Кое-где краска облупилась; буквы и цифры все еще легко различались, хотя были немного поцарапаны. На гладкой поверхности стола в некоторых местах стерся лак, и сквозь него просвечивала деревянная основа.
– Ее сделал дедушка. – Минерва кончиками пальцев провела по поверхности, там, где лак остался нетронутым.
Ева подошла к бару, налила в стакан на три пальца прозрачной жидкости, бросила два кубика льда, глотнула раз, потом другой. Стояла, издали наблюдая за действиями сестры.
– …а что он сделал из нашей жизни, мерзкий ублюдок, – пробормотала она, удивив даже сестру.

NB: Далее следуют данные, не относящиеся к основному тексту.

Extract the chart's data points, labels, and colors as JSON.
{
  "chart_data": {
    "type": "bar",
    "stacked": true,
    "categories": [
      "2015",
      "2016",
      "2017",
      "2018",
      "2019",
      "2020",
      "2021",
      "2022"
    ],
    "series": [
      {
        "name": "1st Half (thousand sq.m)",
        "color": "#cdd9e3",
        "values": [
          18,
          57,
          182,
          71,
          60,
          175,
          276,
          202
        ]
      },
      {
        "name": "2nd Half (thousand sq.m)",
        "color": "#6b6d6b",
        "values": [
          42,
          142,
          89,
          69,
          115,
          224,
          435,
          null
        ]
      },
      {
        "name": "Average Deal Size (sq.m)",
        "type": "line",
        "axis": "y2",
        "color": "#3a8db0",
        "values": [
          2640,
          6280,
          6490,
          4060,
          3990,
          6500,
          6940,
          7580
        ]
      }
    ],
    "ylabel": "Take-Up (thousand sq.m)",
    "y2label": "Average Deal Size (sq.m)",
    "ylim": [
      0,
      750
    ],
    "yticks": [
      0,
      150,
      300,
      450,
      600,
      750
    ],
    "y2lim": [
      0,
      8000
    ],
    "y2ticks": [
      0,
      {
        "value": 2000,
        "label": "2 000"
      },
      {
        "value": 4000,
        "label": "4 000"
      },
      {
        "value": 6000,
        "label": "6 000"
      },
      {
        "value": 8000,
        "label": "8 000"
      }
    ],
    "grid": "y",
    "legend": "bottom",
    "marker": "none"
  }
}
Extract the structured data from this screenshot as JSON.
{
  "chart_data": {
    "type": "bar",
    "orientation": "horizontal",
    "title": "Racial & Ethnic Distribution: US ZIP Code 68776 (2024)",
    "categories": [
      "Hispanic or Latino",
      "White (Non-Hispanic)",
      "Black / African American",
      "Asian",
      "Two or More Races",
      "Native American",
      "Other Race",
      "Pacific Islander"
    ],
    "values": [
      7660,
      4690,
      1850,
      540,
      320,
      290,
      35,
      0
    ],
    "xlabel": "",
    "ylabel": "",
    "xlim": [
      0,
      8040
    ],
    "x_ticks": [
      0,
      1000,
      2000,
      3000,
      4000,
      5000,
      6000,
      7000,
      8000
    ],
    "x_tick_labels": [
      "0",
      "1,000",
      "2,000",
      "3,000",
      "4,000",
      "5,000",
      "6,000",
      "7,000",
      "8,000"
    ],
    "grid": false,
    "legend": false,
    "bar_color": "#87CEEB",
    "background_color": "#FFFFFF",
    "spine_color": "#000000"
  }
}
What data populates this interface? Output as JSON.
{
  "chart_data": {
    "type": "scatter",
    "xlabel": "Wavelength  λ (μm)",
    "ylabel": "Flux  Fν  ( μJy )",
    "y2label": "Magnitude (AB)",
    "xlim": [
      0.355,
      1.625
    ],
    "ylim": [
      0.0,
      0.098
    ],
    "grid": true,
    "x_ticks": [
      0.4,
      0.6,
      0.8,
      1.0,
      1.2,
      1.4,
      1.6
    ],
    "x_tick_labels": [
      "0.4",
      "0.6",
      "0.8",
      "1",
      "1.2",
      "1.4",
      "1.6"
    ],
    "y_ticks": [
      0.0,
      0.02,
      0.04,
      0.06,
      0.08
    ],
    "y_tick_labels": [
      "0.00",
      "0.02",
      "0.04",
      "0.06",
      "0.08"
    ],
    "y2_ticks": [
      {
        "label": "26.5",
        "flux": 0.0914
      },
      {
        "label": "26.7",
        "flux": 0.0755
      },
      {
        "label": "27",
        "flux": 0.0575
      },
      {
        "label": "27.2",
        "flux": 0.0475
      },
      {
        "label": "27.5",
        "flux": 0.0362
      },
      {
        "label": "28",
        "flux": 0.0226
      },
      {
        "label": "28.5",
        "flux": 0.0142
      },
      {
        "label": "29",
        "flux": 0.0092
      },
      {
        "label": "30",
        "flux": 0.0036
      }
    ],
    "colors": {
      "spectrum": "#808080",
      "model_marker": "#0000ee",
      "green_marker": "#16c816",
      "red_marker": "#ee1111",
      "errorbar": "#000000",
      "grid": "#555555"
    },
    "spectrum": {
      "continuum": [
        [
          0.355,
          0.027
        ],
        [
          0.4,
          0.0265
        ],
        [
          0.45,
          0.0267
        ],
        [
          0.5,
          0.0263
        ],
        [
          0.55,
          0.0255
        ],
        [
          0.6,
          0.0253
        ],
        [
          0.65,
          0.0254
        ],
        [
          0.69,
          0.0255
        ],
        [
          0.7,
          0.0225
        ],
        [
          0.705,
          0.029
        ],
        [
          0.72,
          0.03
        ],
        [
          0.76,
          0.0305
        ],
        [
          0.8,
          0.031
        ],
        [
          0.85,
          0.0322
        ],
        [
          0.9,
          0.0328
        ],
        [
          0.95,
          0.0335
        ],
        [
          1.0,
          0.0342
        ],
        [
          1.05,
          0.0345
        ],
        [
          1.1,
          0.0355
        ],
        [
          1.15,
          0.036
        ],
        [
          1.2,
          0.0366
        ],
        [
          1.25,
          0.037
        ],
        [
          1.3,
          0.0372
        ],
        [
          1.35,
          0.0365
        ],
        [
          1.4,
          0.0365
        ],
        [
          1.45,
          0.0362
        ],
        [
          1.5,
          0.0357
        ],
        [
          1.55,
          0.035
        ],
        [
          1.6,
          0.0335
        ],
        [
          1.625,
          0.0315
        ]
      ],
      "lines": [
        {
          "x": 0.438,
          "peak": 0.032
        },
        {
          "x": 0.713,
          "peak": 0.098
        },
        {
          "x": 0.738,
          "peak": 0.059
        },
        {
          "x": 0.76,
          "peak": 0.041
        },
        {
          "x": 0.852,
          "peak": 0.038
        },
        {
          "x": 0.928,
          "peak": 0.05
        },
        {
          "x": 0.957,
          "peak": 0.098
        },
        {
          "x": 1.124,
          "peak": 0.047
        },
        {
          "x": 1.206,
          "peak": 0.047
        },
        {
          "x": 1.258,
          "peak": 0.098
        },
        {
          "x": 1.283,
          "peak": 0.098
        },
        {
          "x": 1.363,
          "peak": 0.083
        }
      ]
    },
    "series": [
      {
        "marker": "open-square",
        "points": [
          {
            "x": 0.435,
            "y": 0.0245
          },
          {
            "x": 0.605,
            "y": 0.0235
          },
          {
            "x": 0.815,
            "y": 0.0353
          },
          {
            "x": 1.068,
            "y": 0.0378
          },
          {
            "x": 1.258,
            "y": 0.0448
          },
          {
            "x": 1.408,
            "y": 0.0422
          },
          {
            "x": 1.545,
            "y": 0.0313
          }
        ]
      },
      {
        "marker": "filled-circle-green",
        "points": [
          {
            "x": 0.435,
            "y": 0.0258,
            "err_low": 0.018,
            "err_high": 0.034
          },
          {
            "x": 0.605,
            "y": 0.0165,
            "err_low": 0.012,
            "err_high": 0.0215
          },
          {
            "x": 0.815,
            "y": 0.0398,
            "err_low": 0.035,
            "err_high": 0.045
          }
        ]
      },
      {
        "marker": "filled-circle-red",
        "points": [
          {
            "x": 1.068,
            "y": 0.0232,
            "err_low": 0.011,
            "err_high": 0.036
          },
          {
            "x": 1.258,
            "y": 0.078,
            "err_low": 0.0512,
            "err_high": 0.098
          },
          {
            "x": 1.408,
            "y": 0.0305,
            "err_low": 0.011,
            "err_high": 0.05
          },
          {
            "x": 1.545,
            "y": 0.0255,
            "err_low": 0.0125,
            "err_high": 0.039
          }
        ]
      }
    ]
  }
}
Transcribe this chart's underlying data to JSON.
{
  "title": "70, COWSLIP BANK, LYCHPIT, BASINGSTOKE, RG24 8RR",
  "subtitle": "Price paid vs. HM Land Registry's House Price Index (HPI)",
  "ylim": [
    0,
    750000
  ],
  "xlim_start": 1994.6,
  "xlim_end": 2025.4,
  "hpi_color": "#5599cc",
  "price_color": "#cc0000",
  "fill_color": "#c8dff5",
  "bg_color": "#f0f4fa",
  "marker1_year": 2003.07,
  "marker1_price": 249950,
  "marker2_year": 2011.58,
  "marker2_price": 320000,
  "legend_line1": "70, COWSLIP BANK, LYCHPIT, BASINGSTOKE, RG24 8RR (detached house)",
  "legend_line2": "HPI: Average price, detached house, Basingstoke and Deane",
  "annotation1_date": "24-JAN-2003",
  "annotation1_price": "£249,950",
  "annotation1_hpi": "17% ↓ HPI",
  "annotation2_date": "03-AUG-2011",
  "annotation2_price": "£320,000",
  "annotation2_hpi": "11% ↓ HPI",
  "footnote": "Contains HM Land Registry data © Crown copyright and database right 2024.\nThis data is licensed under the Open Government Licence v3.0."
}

Тео переводил взгляд с одной своей тетушки на другую.
– О чем это вы?
– Он подводил нас к столу, ночь за ночью, и заставлял общаться с духами, – сказала Ева. – Мы боялись. Ужасно боялись. Сестра не помнит. Она была совсем маленькой… Потом во сне ее мучили кошмары, она так кричала… Мне приходилось трясти ее, будить. Но ему не было дела. Ночь за ночью он сажал нас к столу и велел играть в эти игры. Иногда ничего не происходило. А иногда… Не знаю…
– До сих пор не понимаю, как это выходило, но наши руки двигались будто по волшебству, составляя слова, которых мы тогда и не знали, – сказала Минерва.
– Если я начинала плакать и просила остановиться, он сердился. Говорил, что мы особенные, что не все способны беседовать с мертвыми.
Ева сильно побледнела. Кожа вокруг рта напряглась. Рука сжимала стакан так крепко, что побелели костяшки пальцев.
– После сеансов я часами лежала в кровати без сна. Думала, правда ли к нам приходят духи. А если правда, то могут ли они забрать нас и унести в загробный мир?
– А мне нравилось сидеть по ночам с дедушкой, – сказала Минерва. – Он так нами гордился, разве ты не помнишь?
– Гордился? Ну уж нет. Нет.
– Когда сеансы прекратились окончательно? – спросил Тео.
Минерва ответила не раздумывая:
– Когда нам исполнилось девять и одиннадцать.
– Они прекратились только с его смертью, – едва слышно сказала Ева.
Она сделала долгий глоток из стакана, встала, подошла к камину, взяла кочергу и поворошила бревна в очаге. Посыпались искры.
Молчание давило, в воздухе висела недосказанность. Что-то подобное происходило в собственной семье Жас, когда отец узнал об измене матери. По мере того, как их брак разваливался на куски, такие тягостные паузы случались все чаще. До тех пор, пока мать не решила продлить паузу навеки.
– Так когда был последний сеанс? В ночь перед смертью Генри? – спросил Тео.